Bau doch einfach mal einen RAM Riegel aus. Dann teste es nochmal. Gibt's immernoch Probleme, baue einen wieder rein und nimm den anderen raus. Dann wieder testen. Wenn's immernoch Probleme macht, kannste dir sicher sein, dass entweder beide RAMs 'ne Macke haben oder doch irgendwas mit der CPU ist. 


			Dieser Inhalt steht nur eingeloggten Mitgliedern zur Verfügung.


----------



## Geraldriva (1. Juni 2010)

Das klingt ja alles schön und gut. Aber leider habe ich keinen erstatz RAM mal ebend so in der Schublade. Und ich wüsste auch niemanden der mir mal seinen borgt.

und außerdem ist da nur ein 2 GB Riegel drin. Nicht 2


----------



## spectrumizer (1. Juni 2010)

Du hast 'n Duo Core und betreibst RAM im Single Channel? 


			Dieser Inhalt steht nur eingeloggten Mitgliedern zur Verfügung.


----------



## Raiv0 (1. Juni 2010)

spectrumizer schrieb:


> Du hast 'n Duo Core und betreibst RAM im Single Channel?
> 
> 
> Dieser Inhalt steht nur eingeloggten Mitgliedern zur Verfügung.



dit ist wohl der verkäufer schuld^^


----------



## TheEwanie (1. Juni 2010)

Error 132 ist ein Keylogger.


----------



## Starfros (1. Juni 2010)

Stevesteel schrieb:


> ich empfehle dir erstens, nicht mehr bei diesem Händler einzukaufen, wenn es schon das 3e mal ist.
> Des weiteren solltest du dir, wenn technischer Sachverstand vorhanden ist, die Seriennummer der CPU aufschreiben,
> Nicht dass behauptet wird, nee nee, mit der CPU ist alles i.O. und du auf den Kosten sitzen bleibst, obwohl sie klammheimlich getauscht wurde.
> Vorher würde ich aber mit MemTest o.ä. Programmen erneut den RAM testen. Suche im www nach _Ultimate Boot CD/DVD_,
> da findest du alle Programme, die du für eine ordentliche PC-Prüfung brauchst.

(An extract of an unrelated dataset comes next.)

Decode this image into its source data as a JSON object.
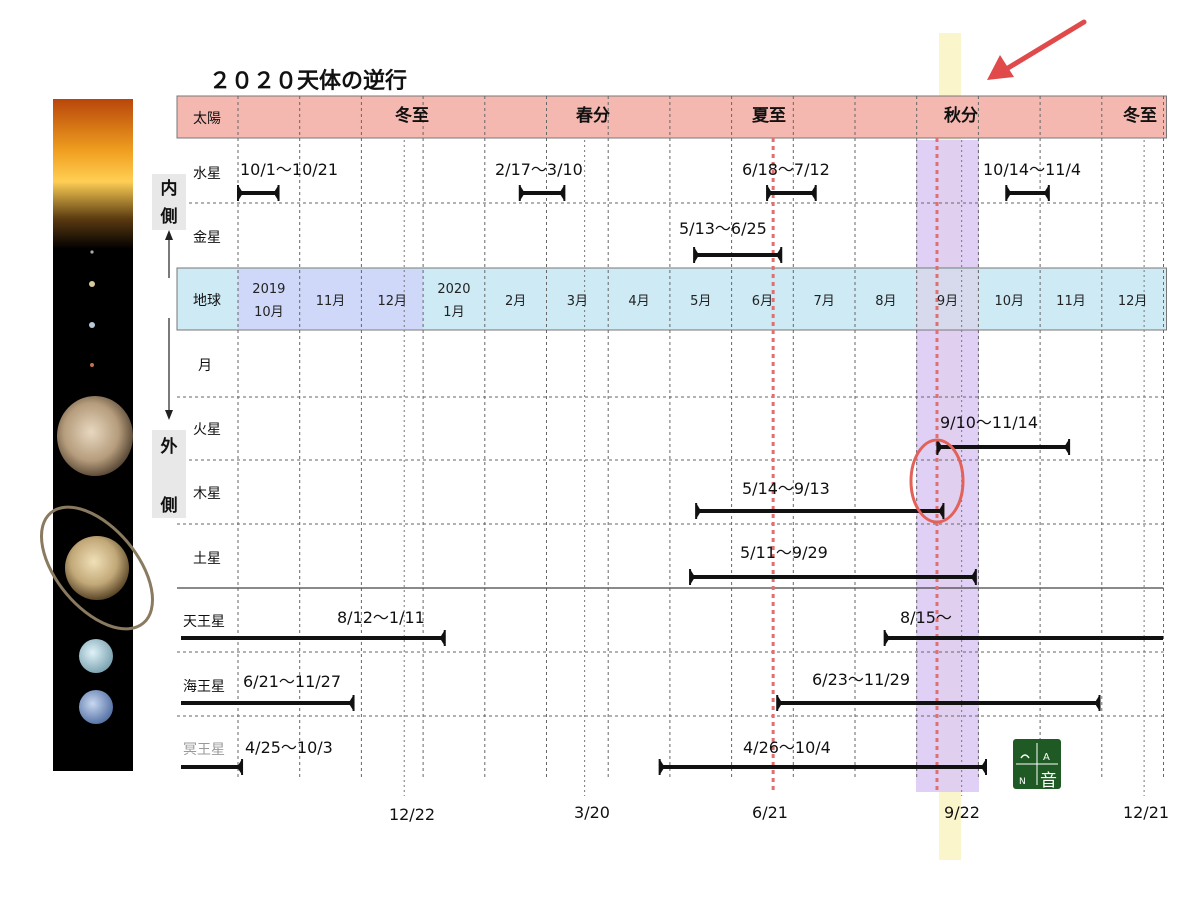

eher ein foto machen und dieses Foto auf der Kamera behalten.


----------



## Jemira (1. Juni 2010)

hatte am anfang bei meinen neuem pc ein ähnliches Problem, aber etwas schwerwiegendet: hatte auch bluescreens. bei mir war auch indirekt die rams schuld: hatte mir "öko" ramriegel mit 1.3V eingebaut, die mutterplatine hat aber 1,5V eingestellt. das manuell geändert und ich hatte nie mehr probleme.
also entweder bioseinstellungen falsch oder wie meine vorredner schon angesprochen haben ram deffekt.


----------



## TheEwanie (1. Juni 2010)

Error 132 ist wie gesagt ein KEYLOGGER BZW: EIN TROJANER!


----------



## Takvoriana (1. Juni 2010)

spectrumizer schrieb:


> Du hast 'n Duo Core und betreibst RAM im Single Channel?
> 
> 
> Dieser Inhalt steht nur eingeloggten Mitgliedern zur Verfügung.



Das ist egal. Ich nutze einen Quadcore und habe zu Anfang auch nur Singleram drin gehabt.
1 Riegel im Singlechannel ist stabiler und nicht so anfällig wie 2 Riegel im Dualchannel.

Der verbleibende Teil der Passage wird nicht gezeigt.